In 1978, Fiorentini made an unexpected observation. Working on a task of discriminating two simple visual stimuli, two grids formed by alternating light and dark lines of vertical orientation and, after several discrimination trials, her performance was found to be consistent. However, when she verified the results and rotated the orientation of the reticles from vertical to horizontal, her performance suddenly turned out to be very low: she could no longer discriminate the two stimuli that she previously discriminated perfectly. She immediately interpreted this drop in performance as the result of a failure to transfer the skills learned in the practice of discriminating vertical lattices to the situation where the lattices were horizontal. And indeed, with practice in discriminating horizontal gratings, the performance progressively improved until it reached that obtained with the vertical reticles. The same thing happened if the width of the bars was changed. Fiorentini understood that it was therefore a phenomenon of perceptual learning (an improvement of the organism's ability to extract information from the environment as a result of the practice), which showed surprising selectivity for the physical characteristics of the object on which the practice was practiced. This allowed her to locate the neural changes induced by the practice in visual areas in which the cells showed selectivity for the orientation of visual stimuli, i.e. in visual areas such as the primary visual cortex. At the time, the phenomena of learning and memory were linked to the functioning of "superior" brain areas, and primary visual cortex function was associated exclusively with perception. Instead, her finding that the phenomena of plasticity linked to perceptual learning could occur was a discovery of significant importance.

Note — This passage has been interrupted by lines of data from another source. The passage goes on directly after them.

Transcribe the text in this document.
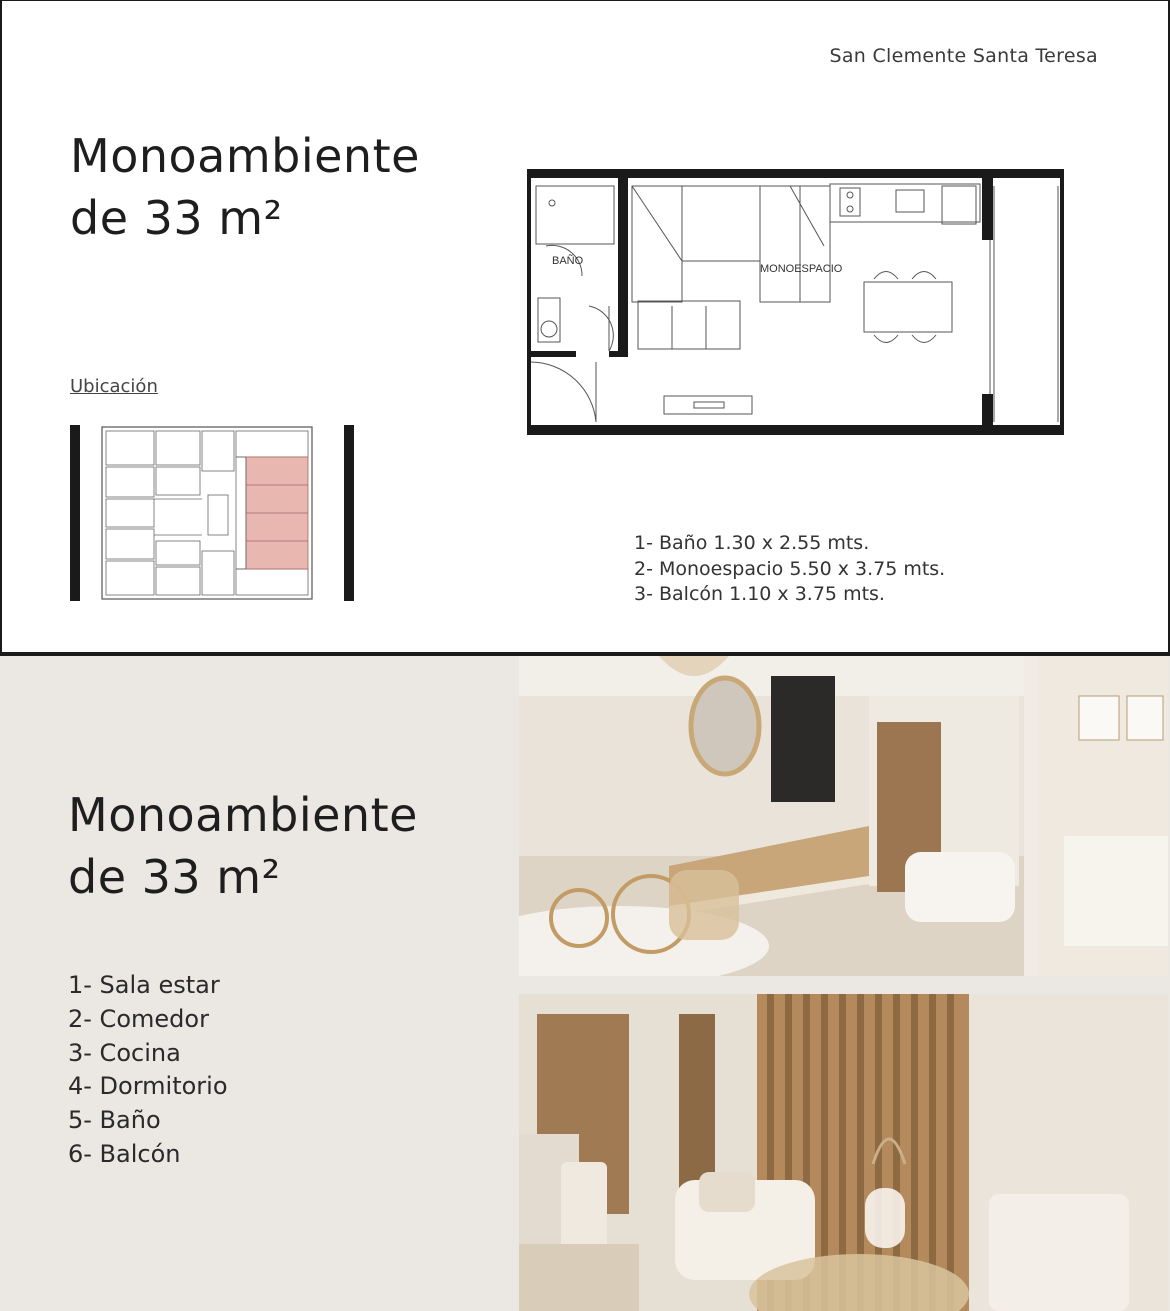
San Clemente Santa Teresa
Monoambiente
de 33 m²
Ubicación
BAÑO
MONOESPACIO
1- Baño 1.30 x 2.55 mts.
2- Monoespacio 5.50 x 3.75 mts.
3- Balcón 1.10 x 3.75 mts.
Monoambiente
de 33 m²
1- Sala estar
2- Comedor
3- Cocina
4- Dormitorio
5- Baño
6- Balcón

She died peacefully in Pisa, Italy, on 29 February 2016.

=== Professional activities ===
With Lamberto Maffei, Fiorentini wrote the book Art and the brain, on the nature of visual perception and visual language, which was very successful and received numerous awards. She also authored Eyes and Glasses.

Over the years, she personally helped build a European research community devoted to visual perception. She organized two conferences of the European Conference on Visual Perception (ECVP) and was on the editorial board of Perception for many years, and on the editorial boards of Vision Research, Brain and Behavioural Research, Clinical Vision Sciences, and Optica Acta.